À partir de 1939, avec le déclenchement de la Seconde Guerre mondiale, la métropole entreprend d'implanter quelques industries en Haute-Volta pour répondre aux besoins croissants de la France en produits manufacturés. Georges Compaoré, dans sa thèse de doctorat, affirme que : « Le colonisateur, loin de se préoccuper de l'avenir du pays, a surtout implanté quelques unités de production dans le but de servir sa cause » 33 . Ce fut le début d'un faible processus d'industrialisation en Haute-Volta. Parmi ces industries, nous avons essentiellement :

- La Société d'Exploitation des Carburants Coloniaux (SECACO) qui a existé en Haute-volta entre 1938 et 1953. L'usine devait produire du carburant alternatif à base d'amende de karité34.
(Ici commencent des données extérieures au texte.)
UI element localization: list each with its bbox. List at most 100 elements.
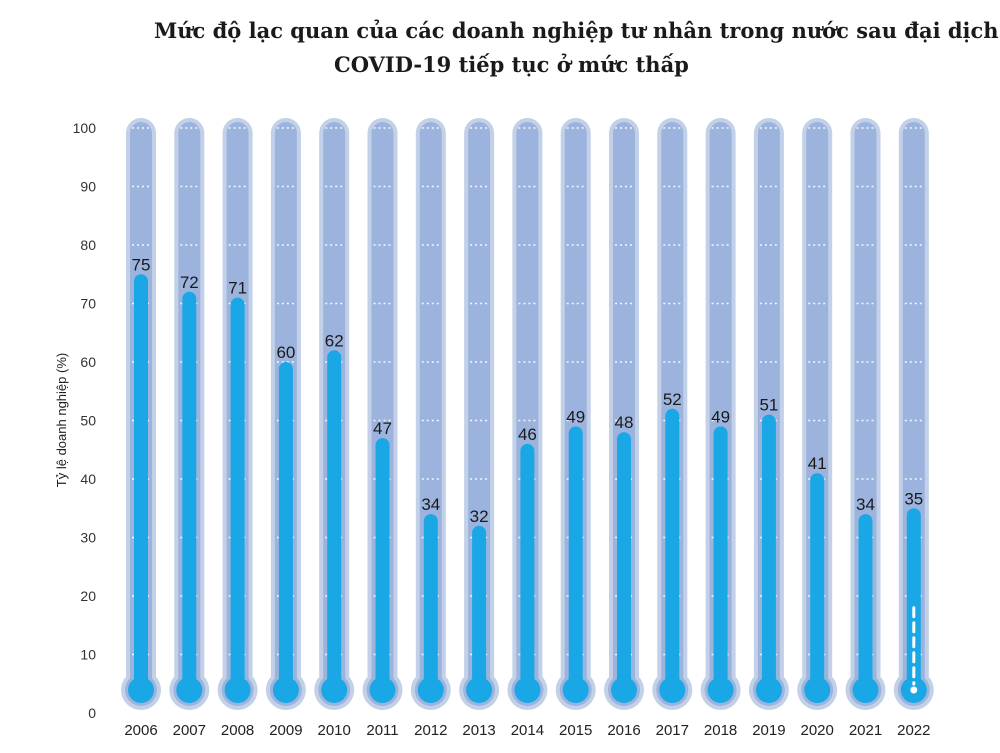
y-tick-label: 100 bbox=[73, 120, 97, 136]
value-bar bbox=[665, 408, 680, 690]
value-bar bbox=[182, 291, 197, 690]
y-tick-label: 10 bbox=[80, 647, 96, 663]
value-bulb bbox=[369, 677, 396, 703]
thermometer-tubes: 75 72 71 60 62 47 34 32 46 49 48 52 49 51 41 34 35 bbox=[121, 118, 934, 710]
value-bar bbox=[423, 514, 438, 690]
value-bulb bbox=[176, 677, 203, 703]
chart-title-line-1: Mức độ lạc quan của các doanh nghiệp tư … bbox=[154, 18, 999, 43]
value-bulb bbox=[128, 677, 154, 703]
value-bulb bbox=[417, 677, 444, 703]
value-bulb bbox=[562, 677, 589, 703]
y-tick-label: 40 bbox=[80, 471, 96, 487]
data-label: 52 bbox=[663, 390, 682, 409]
data-label: 34 bbox=[856, 495, 875, 514]
value-bulb bbox=[321, 677, 348, 703]
x-tick-label: 2016 bbox=[607, 722, 640, 739]
thermometer: 49 bbox=[700, 118, 741, 710]
value-bar bbox=[761, 414, 776, 690]
thermometer: 32 bbox=[459, 118, 500, 710]
x-tick-label: 2012 bbox=[414, 722, 447, 739]
thermometer: 34 bbox=[410, 118, 451, 710]
data-label: 32 bbox=[470, 507, 489, 526]
value-bulb bbox=[755, 677, 782, 703]
y-tick-label: 80 bbox=[80, 237, 96, 253]
chart-title-line-2: COVID-19 tiếp tục ở mức thấp bbox=[334, 52, 689, 77]
data-label: 49 bbox=[711, 407, 730, 426]
x-tick-label: 2009 bbox=[269, 722, 302, 739]
value-bulb bbox=[804, 677, 831, 703]
value-bulb bbox=[224, 677, 251, 703]
data-label: 46 bbox=[518, 425, 537, 444]
data-label: 49 bbox=[566, 407, 585, 426]
y-tick-label: 70 bbox=[80, 296, 96, 312]
data-label: 47 bbox=[373, 419, 392, 438]
x-tick-label: 2018 bbox=[704, 722, 737, 739]
thermometer: 71 bbox=[217, 118, 258, 710]
thermometer: 60 bbox=[265, 118, 306, 710]
thermometer: 62 bbox=[314, 118, 355, 710]
y-tick-label: 90 bbox=[80, 179, 96, 195]
thermometer: 52 bbox=[652, 118, 693, 710]
y-tick-label: 30 bbox=[80, 530, 96, 546]
thermometer: 49 bbox=[555, 118, 596, 710]
y-tick-label: 50 bbox=[80, 413, 96, 429]
data-label: 34 bbox=[421, 495, 440, 514]
x-tick-label: 2021 bbox=[849, 722, 882, 739]
value-bulb bbox=[659, 677, 686, 703]
value-bar bbox=[278, 362, 293, 690]
value-bulb bbox=[611, 677, 637, 703]
x-tick-label: 2008 bbox=[221, 722, 254, 739]
value-bulb bbox=[272, 677, 299, 703]
x-tick-label: 2007 bbox=[173, 722, 206, 739]
x-tick-label: 2010 bbox=[318, 722, 351, 739]
x-tick-label: 2011 bbox=[366, 722, 398, 739]
value-bar bbox=[375, 438, 390, 690]
thermometer: 34 bbox=[845, 118, 886, 710]
value-bar bbox=[327, 350, 342, 690]
thermometer: 41 bbox=[797, 118, 838, 710]
x-tick-label: 2019 bbox=[752, 722, 785, 739]
x-tick-label: 2014 bbox=[511, 722, 544, 739]
x-tick-label: 2015 bbox=[559, 722, 592, 739]
data-label: 41 bbox=[808, 454, 827, 473]
value-bar bbox=[472, 525, 487, 690]
y-tick-label: 20 bbox=[80, 588, 96, 604]
x-tick-label: 2006 bbox=[124, 722, 157, 739]
data-label: 62 bbox=[325, 331, 344, 350]
x-axis: 2006 2007 2008 2009 2010 2011 2012 2013 2014 2015… bbox=[124, 722, 930, 739]
dashed-marker-dot bbox=[910, 686, 918, 694]
data-label: 48 bbox=[615, 413, 634, 432]
y-tick-label: 60 bbox=[80, 354, 96, 370]
value-bar bbox=[134, 274, 148, 690]
thermometer: 47 bbox=[362, 118, 403, 710]
thermometer: 46 bbox=[507, 118, 548, 710]
value-bar bbox=[906, 508, 921, 690]
thermometer: 72 bbox=[169, 118, 210, 710]
value-bar bbox=[713, 426, 728, 690]
value-bar bbox=[568, 426, 583, 690]
value-bar bbox=[520, 443, 535, 690]
data-label: 72 bbox=[180, 273, 199, 292]
data-label: 75 bbox=[132, 255, 151, 274]
thermometer: 35 bbox=[893, 118, 934, 710]
x-tick-label: 2022 bbox=[897, 722, 930, 739]
value-bulb bbox=[466, 677, 493, 703]
value-bulb bbox=[852, 677, 879, 703]
data-label: 35 bbox=[904, 489, 923, 508]
x-tick-label: 2020 bbox=[801, 722, 834, 739]
y-axis: 0 10 20 30 40 50 60 70 80 90 100 bbox=[73, 120, 97, 721]
value-bar bbox=[810, 473, 825, 690]
x-tick-label: 2013 bbox=[462, 722, 495, 739]
data-label: 60 bbox=[276, 343, 295, 362]
data-label: 51 bbox=[759, 396, 778, 415]
value-bar bbox=[617, 432, 631, 690]
y-tick-label: 0 bbox=[88, 705, 96, 721]
thermometer: 48 bbox=[604, 118, 644, 710]
value-bulb bbox=[514, 677, 541, 703]
data-label: 71 bbox=[228, 279, 247, 298]
value-bar bbox=[230, 297, 245, 690]
y-axis-label: Tỷ lệ doanh nghiệp (%) bbox=[54, 353, 69, 487]
thermometer: 75 bbox=[121, 118, 161, 710]
value-bar bbox=[858, 514, 873, 690]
- Le Comptoir des Industries Textiles et Cotonnières (CITEC), créé en 1942 à Bobo-Dioulasso. Cette usine, toujours en activité, est spécialisée dans la production d'huile et de savon. Elle est de ce fait la plus ancienne usine du pays encore en activité.

31 L'Afrique Occidentale Française (AOF) était un gouvernement général qui a réuni huit (8) colonies françaises d'Afrique de l'Ouest dans une fédération entre 1895 et 1958. Formée en plusieurs étapes, elle comprenait finalement la Mauritanie, le Sénégal, le Soudan français (actuel Mali), la Guinée, la Côte d'Ivoire, le Niger, la Haute-Volta (actuel Burkina Faso) et le Dahomey (actuel Bénin).

32 Compaoré G., « L'industrialisation de la Haute-Volta », op. cit., p. 12.

33

Ibid.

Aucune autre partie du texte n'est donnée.